Outre les cas où elles exercent elles-mêmes une activité économique, une série de leurs activités sont susceptibles de constituer des pratiques anticoncurrentielles lorsqu’elles coordonnent l’action de leurs membres ou conduisent à l’éviction injustifiée de certaines entreprises. Tel est ainsi le cas de l’édiction de règles d’adhésion, d’exclusion, de cotisation ou d’accès aux services discriminatoires, l’organisation de réunions entre entreprises, les actions de représentation des adhérents, la collecte, production et diffusion d’informations auprès du marché et les activités de normalisation.

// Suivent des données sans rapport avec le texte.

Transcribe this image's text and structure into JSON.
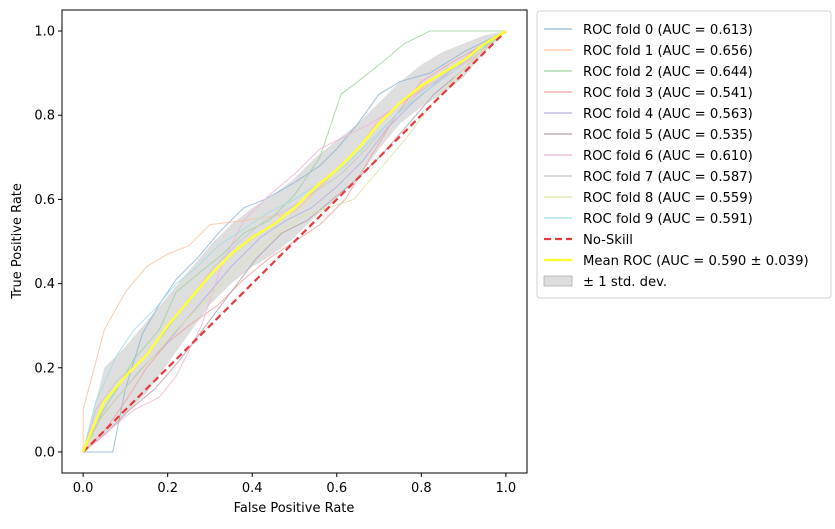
{
  "chart_data": {
    "type": "line",
    "title": "",
    "xlabel": "False Positive Rate",
    "ylabel": "True Positive Rate",
    "xlim": [
      -0.05,
      1.05
    ],
    "ylim": [
      -0.05,
      1.05
    ],
    "xticks": [
      0.0,
      0.2,
      0.4,
      0.6,
      0.8,
      1.0
    ],
    "yticks": [
      0.0,
      0.2,
      0.4,
      0.6,
      0.8,
      1.0
    ],
    "tick_labels_x": [
      "0.0",
      "0.2",
      "0.4",
      "0.6",
      "0.8",
      "1.0"
    ],
    "tick_labels_y": [
      "0.0",
      "0.2",
      "0.4",
      "0.6",
      "0.8",
      "1.0"
    ],
    "grid": false,
    "legend_position": "outside-right",
    "series": [
      {
        "name": "ROC fold 0 (AUC = 0.613)",
        "color": "#8fb6d6",
        "x": [
          0,
          0.02,
          0.07,
          0.1,
          0.14,
          0.18,
          0.22,
          0.27,
          0.32,
          0.38,
          0.43,
          0.5,
          0.56,
          0.6,
          0.65,
          0.7,
          0.75,
          0.82,
          0.9,
          1.0
        ],
        "y": [
          0,
          0,
          0,
          0.15,
          0.28,
          0.35,
          0.41,
          0.46,
          0.52,
          0.58,
          0.6,
          0.64,
          0.68,
          0.72,
          0.78,
          0.85,
          0.88,
          0.9,
          0.95,
          1.0
        ]
      },
      {
        "name": "ROC fold 1 (AUC = 0.656)",
        "color": "#fbc29a",
        "x": [
          0,
          0.0,
          0.05,
          0.1,
          0.15,
          0.2,
          0.25,
          0.3,
          0.38,
          0.45,
          0.5,
          0.55,
          0.6,
          0.65,
          0.7,
          0.78,
          0.85,
          0.93,
          1.0
        ],
        "y": [
          0,
          0.1,
          0.29,
          0.38,
          0.44,
          0.47,
          0.49,
          0.54,
          0.55,
          0.56,
          0.57,
          0.62,
          0.67,
          0.72,
          0.79,
          0.85,
          0.9,
          0.94,
          1.0
        ]
      },
      {
        "name": "ROC fold 2 (AUC = 0.644)",
        "color": "#9ed39e",
        "x": [
          0,
          0.03,
          0.08,
          0.12,
          0.18,
          0.22,
          0.28,
          0.33,
          0.38,
          0.44,
          0.5,
          0.56,
          0.61,
          0.65,
          0.7,
          0.76,
          0.82,
          0.88,
          1.0
        ],
        "y": [
          0,
          0.07,
          0.15,
          0.22,
          0.29,
          0.38,
          0.43,
          0.47,
          0.52,
          0.55,
          0.61,
          0.7,
          0.85,
          0.88,
          0.92,
          0.97,
          1.0,
          1.0,
          1.0
        ]
      },
      {
        "name": "ROC fold 3 (AUC = 0.541)",
        "color": "#f3a3a3",
        "x": [
          0,
          0.05,
          0.1,
          0.15,
          0.2,
          0.25,
          0.32,
          0.38,
          0.44,
          0.5,
          0.56,
          0.62,
          0.68,
          0.74,
          0.8,
          0.88,
          0.95,
          1.0
        ],
        "y": [
          0,
          0.05,
          0.12,
          0.2,
          0.26,
          0.3,
          0.35,
          0.41,
          0.46,
          0.5,
          0.54,
          0.6,
          0.7,
          0.8,
          0.88,
          0.93,
          0.97,
          1.0
        ]
      },
      {
        "name": "ROC fold 4 (AUC = 0.563)",
        "color": "#b5b0e0",
        "x": [
          0,
          0.04,
          0.09,
          0.14,
          0.19,
          0.24,
          0.3,
          0.35,
          0.42,
          0.48,
          0.54,
          0.6,
          0.66,
          0.72,
          0.78,
          0.85,
          0.92,
          1.0
        ],
        "y": [
          0,
          0.08,
          0.14,
          0.2,
          0.25,
          0.31,
          0.38,
          0.44,
          0.51,
          0.55,
          0.58,
          0.63,
          0.69,
          0.77,
          0.83,
          0.89,
          0.95,
          1.0
        ]
      },
      {
        "name": "ROC fold 5 (AUC = 0.535)",
        "color": "#b5a0a8",
        "x": [
          0,
          0.05,
          0.11,
          0.17,
          0.23,
          0.29,
          0.35,
          0.41,
          0.47,
          0.53,
          0.59,
          0.65,
          0.71,
          0.77,
          0.83,
          0.89,
          0.95,
          1.0
        ],
        "y": [
          0,
          0.04,
          0.1,
          0.15,
          0.22,
          0.3,
          0.38,
          0.46,
          0.52,
          0.55,
          0.6,
          0.65,
          0.71,
          0.78,
          0.85,
          0.9,
          0.96,
          1.0
        ]
      },
      {
        "name": "ROC fold 6 (AUC = 0.610)",
        "color": "#f2b5da",
        "x": [
          0,
          0.06,
          0.12,
          0.18,
          0.22,
          0.28,
          0.33,
          0.38,
          0.44,
          0.5,
          0.56,
          0.62,
          0.68,
          0.74,
          0.8,
          0.87,
          0.94,
          1.0
        ],
        "y": [
          0,
          0.05,
          0.1,
          0.13,
          0.18,
          0.3,
          0.45,
          0.55,
          0.61,
          0.66,
          0.72,
          0.75,
          0.78,
          0.82,
          0.86,
          0.9,
          0.95,
          1.0
        ]
      },
      {
        "name": "ROC fold 7 (AUC = 0.587)",
        "color": "#c8c8c8",
        "x": [
          0,
          0.03,
          0.08,
          0.13,
          0.19,
          0.25,
          0.31,
          0.37,
          0.43,
          0.49,
          0.55,
          0.61,
          0.67,
          0.73,
          0.79,
          0.86,
          0.93,
          1.0
        ],
        "y": [
          0,
          0.1,
          0.17,
          0.21,
          0.28,
          0.36,
          0.44,
          0.5,
          0.55,
          0.58,
          0.62,
          0.66,
          0.72,
          0.79,
          0.85,
          0.9,
          0.95,
          1.0
        ]
      },
      {
        "name": "ROC fold 8 (AUC = 0.559)",
        "color": "#dce3a0",
        "x": [
          0,
          0.05,
          0.1,
          0.16,
          0.22,
          0.28,
          0.34,
          0.4,
          0.46,
          0.52,
          0.58,
          0.64,
          0.7,
          0.76,
          0.82,
          0.88,
          0.94,
          1.0
        ],
        "y": [
          0,
          0.09,
          0.15,
          0.22,
          0.29,
          0.35,
          0.41,
          0.47,
          0.52,
          0.56,
          0.58,
          0.6,
          0.67,
          0.74,
          0.82,
          0.89,
          0.95,
          1.0
        ]
      },
      {
        "name": "ROC fold 9 (AUC = 0.591)",
        "color": "#9edde8",
        "x": [
          0,
          0.03,
          0.08,
          0.12,
          0.17,
          0.22,
          0.27,
          0.32,
          0.38,
          0.44,
          0.5,
          0.56,
          0.62,
          0.68,
          0.74,
          0.8,
          0.87,
          0.93,
          1.0
        ],
        "y": [
          0,
          0.12,
          0.23,
          0.29,
          0.34,
          0.4,
          0.44,
          0.49,
          0.53,
          0.57,
          0.6,
          0.64,
          0.68,
          0.74,
          0.8,
          0.85,
          0.9,
          0.95,
          1.0
        ]
      },
      {
        "name": "No-Skill",
        "color": "#e8393a",
        "dashed": true,
        "x": [
          0,
          1
        ],
        "y": [
          0,
          1
        ]
      },
      {
        "name": "Mean ROC (AUC = 0.590 ± 0.039)",
        "color": "#ffff33",
        "x": [
          0,
          0.02,
          0.05,
          0.1,
          0.15,
          0.2,
          0.25,
          0.3,
          0.35,
          0.4,
          0.45,
          0.5,
          0.55,
          0.6,
          0.65,
          0.7,
          0.75,
          0.8,
          0.85,
          0.9,
          0.95,
          1.0
        ],
        "y": [
          0,
          0.05,
          0.12,
          0.18,
          0.23,
          0.3,
          0.36,
          0.42,
          0.47,
          0.51,
          0.54,
          0.58,
          0.63,
          0.67,
          0.72,
          0.78,
          0.83,
          0.87,
          0.9,
          0.93,
          0.97,
          1.0
        ]
      }
    ],
    "std_band": {
      "name": "± 1 std. dev.",
      "color": "#bdbdbd",
      "x": [
        0,
        0.05,
        0.1,
        0.15,
        0.2,
        0.25,
        0.3,
        0.35,
        0.4,
        0.45,
        0.5,
        0.55,
        0.6,
        0.65,
        0.7,
        0.75,
        0.8,
        0.85,
        0.9,
        0.95,
        1.0
      ],
      "upper": [
        0,
        0.2,
        0.25,
        0.31,
        0.37,
        0.43,
        0.49,
        0.54,
        0.58,
        0.61,
        0.65,
        0.7,
        0.74,
        0.78,
        0.83,
        0.88,
        0.92,
        0.95,
        0.97,
        0.99,
        1.0
      ],
      "lower": [
        0,
        0.04,
        0.09,
        0.14,
        0.21,
        0.28,
        0.35,
        0.4,
        0.44,
        0.47,
        0.51,
        0.56,
        0.6,
        0.65,
        0.72,
        0.78,
        0.82,
        0.85,
        0.89,
        0.95,
        1.0
      ]
    }
  }
}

Assurer la conformité des activités des organismes professionnels est d’autant plus important que la directive ECN+ de 2021 a renforcé la sévérité des sanctions applicables. Les associations peuvent désormais se voir infliger une amende allant jusqu’à 10% du chiffre d’affaires cumulé réalisé par ses membres sur le marché affecté par l’infraction. Si elle est insolvable, les autorités de concurrence peuvent exiger le paiement de l’amende de toute entreprise sont les représentants étaient membres des organes décisionnels voire, le cas échéant de toute entreprise membre qui était active sur le marché affecté, sauf si sa non-participation à l’infraction est établie. Le risque n’existe donc pas seulement pour les fédérations elles-mêmes, mais pour leurs membres également, d’où l’importance des récentes précisions de la jurisprudence relatives à l’engagement de leur responsabilité personnelle.
Les conditions de l’engagement de la responsabilité personnelle des membres des fédérations professionnelles
La question de la responsabilité personnelles des membres des fédérations professionnelles fait l’objet d’une actualité brûlante. À l’occasion d’une question préjudicielle posée par la Cour administrative suprême de Lituanie concernait la chambre nationale des notaires, la Cour de justice a en effet rappelé qu’une autorité nationale de concurrence ne peut engager la responsabilité des membres d’une association professionnelle sans établir leur qualité de co-auteur de l’infraction aux règles de concurrence.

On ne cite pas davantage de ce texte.